President of Inter-American Development Bank (IDB) Luis Alberto Moreno said the members of the bank, which include many Latin American countries and the United States, will welcome and cooperate with the newly launched Asia Infrastructure Investment Bank (AIIB) led by Beijing.

The IDB is a regional development institution which focuses on finance in Latin American and Caribbean countries. The membership of the IDB consists of 48 countries. Twenty-six of the countries are Latin American countries that borrow money from the IDB.

“We are happy to cooperate with the AIIB and any other development institutions,” said Moreno during a press meeting at the Busan Exhibition and Convention Center.

“As far as I understand, the AIIB is for investment in infrastructure in Asia,” he said. “The AIIB is working in the same way we are working. We are also close to other institutions such as the Asian Development Bank.”

The Asian Development Bank, led by Japan, is another regional development bank.

His remarks came on Friday, a day after South Korea announced its decision to join the Beijing-backed AIIB, a regional finance institution that focuses on funding infrastructure construction in underprivileged regions in Asia. By joining the AIIB, South Korea will follow other major U.S. allies in Europe. South Korea decided to join despite fears of straining diplomatic ties with Washington.

When asked about concerns over political unrest in Latin America which could affect business interests in the region, Moreno advised Korean businessmen not to take news articles too seriously.

“To anybody investing in Latin America, I say don’t concentrate on headlines,” he said. “Clearly, in terms of growth, you see, in Latin America we are right now at a low growth rate but the other parts of the world are also showing a low growth.”

Citing Latin America’s single-digit inflation and solid balance sheet, he urged Korean businessmen to increase investment into the region.

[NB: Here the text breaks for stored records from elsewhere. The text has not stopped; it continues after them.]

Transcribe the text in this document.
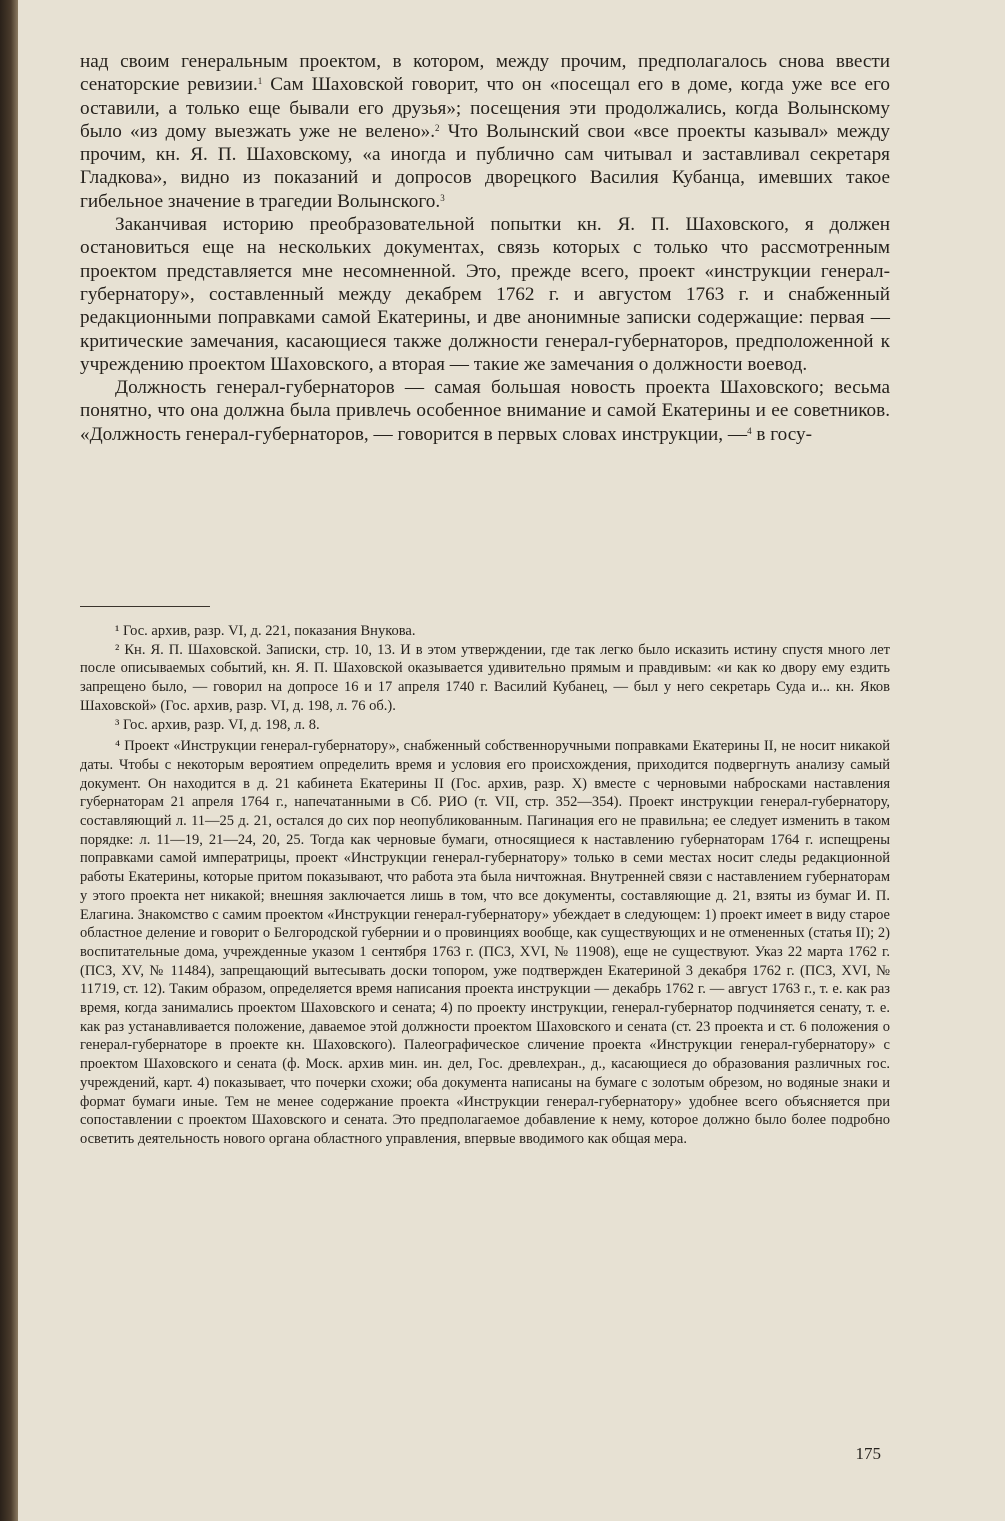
над своим генеральным проектом, в котором, между прочим, предполагалось снова ввести сенаторские ревизии.$^1$ Сам Шаховской говорит, что он «посещал его в доме, когда уже все его оставили, а только еще бывали его друзья»; посещения эти продолжались, когда Волынскому было «из дому выезжать уже не велено».$^2$ Что Волынский свои «все проекты казывал» между прочим, кн. Я. П. Шаховскому, «а иногда и публично сам читывал и заставливал секретаря Гладкова», видно из показаний и допросов дворецкого Василия Кубанца, имевших такое гибельное значение в трагедии Волынского.$^3$

Заканчивая историю преобразовательной попытки кн. Я. П. Шаховского, я должен остановиться еще на нескольких документах, связь которых с только что рассмотренным проектом представляется мне несомненной. Это, прежде всего, проект «инструкции генерал-губернатору», составленный между декабрем 1762 г. и августом 1763 г. и снабженный редакционными поправками самой Екатерины, и две анонимные записки содержащие: первая — критические замечания, касающиеся также должности генерал-губернаторов, предположенной к учреждению проектом Шаховского, а вторая — такие же замечания о должности воевод.

Должность генерал-губернаторов — самая большая новость проекта Шаховского; весьма понятно, что она должна была привлечь особенное внимание и самой Екатерины и ее советников. «Должность генерал-губернаторов, — говорится в первых словах инструкции, —$^4$ в госу-

¹ Гос. архив, разр. VI, д. 221, показания Внукова.

² Кн. Я. П. Шаховской. Записки, стр. 10, 13. И в этом утверждении, где так легко было исказить истину спустя много лет после описываемых событий, кн. Я. П. Шаховской оказывается удивительно прямым и правдивым: «и как ко двору ему ездить запрещено было, — говорил на допросе 16 и 17 апреля 1740 г. Василий Кубанец, — был у него секретарь Суда и... кн. Яков Шаховской» (Гос. архив, разр. VI, д. 198, л. 76 об.).

³ Гос. архив, разр. VI, д. 198, л. 8.

⁴ Проект «Инструкции генерал-губернатору», снабженный собственноручными поправками Екатерины II, не носит никакой даты. Чтобы с некоторым вероятием определить время и условия его происхождения, приходится подвергнуть анализу самый документ. Он находится в д. 21 кабинета Екатерины II (Гос. архив, разр. X) вместе с черновыми набросками наставления губернаторам 21 апреля 1764 г., напечатанными в Сб. РИО (т. VII, стр. 352—354). Проект инструкции генерал-губернатору, составляющий л. 11—25 д. 21, остался до сих пор неопубликованным. Пагинация его не правильна; ее следует изменить в таком порядке: л. 11—19, 21—24, 20, 25. Тогда как черновые бумаги, относящиеся к наставлению губернаторам 1764 г. испещрены поправками самой императрицы, проект «Инструкции генерал-губернатору» только в семи местах носит следы редакционной работы Екатерины, которые притом показывают, что работа эта была ничтожная. Внутренней связи с наставлением губернаторам у этого проекта нет никакой; внешняя заключается лишь в том, что все документы, составляющие д. 21, взяты из бумаг И. П. Елагина. Знакомство с самим проектом «Инструкции генерал-губернатору» убеждает в следующем: 1) проект имеет в виду старое областное деление и говорит о Белгородской губернии и о провинциях вообще, как существующих и не отмененных (статья II); 2) воспитательные дома, учрежденные указом 1 сентября 1763 г. (ПСЗ, XVI, № 11908), еще не существуют. Указ 22 марта 1762 г. (ПСЗ, XV, № 11484), запрещающий вытесывать доски топором, уже подтвержден Екатериной 3 декабря 1762 г. (ПСЗ, XVI, № 11719, ст. 12). Таким образом, определяется время написания проекта инструкции — декабрь 1762 г. — август 1763 г., т. е. как раз время, когда занимались проектом Шаховского и сената; 4) по проекту инструкции, генерал-губернатор подчиняется сенату, т. е. как раз устанавливается положение, даваемое этой должности проектом Шаховского и сената (ст. 23 проекта и ст. 6 положения о генерал-губернаторе в проекте кн. Шаховского). Палеографическое сличение проекта «Инструкции генерал-губернатору» с проектом Шаховского и сената (ф. Моск. архив мин. ин. дел, Гос. древлехран., д., касающиеся до образования различных гос. учреждений, карт. 4) показывает, что почерки схожи; оба документа написаны на бумаге с золотым обрезом, но водяные знаки и формат бумаги иные. Тем не менее содержание проекта «Инструкции генерал-губернатору» удобнее всего объясняется при сопоставлении с проектом Шаховского и сената. Это предполагаемое добавление к нему, которое должно было более подробно осветить деятельность нового органа областного управления, впервые вводимого как общая мера.

175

“Latin America also has a demographic bonus,” he said. “We have, in the past decade, seen a significant increase in the size of the middle class.”

Moreno had visited Korea as a student in the 1970s. At that time, he was attending university in the United States and developing his own business importing taekwondo uniforms.

“At the time Korea was very different from now,” he said. “Since your country became a member of the IDB in 1995 , your country has shared many lessons on development with other members. We still have much to learn from South Korea.”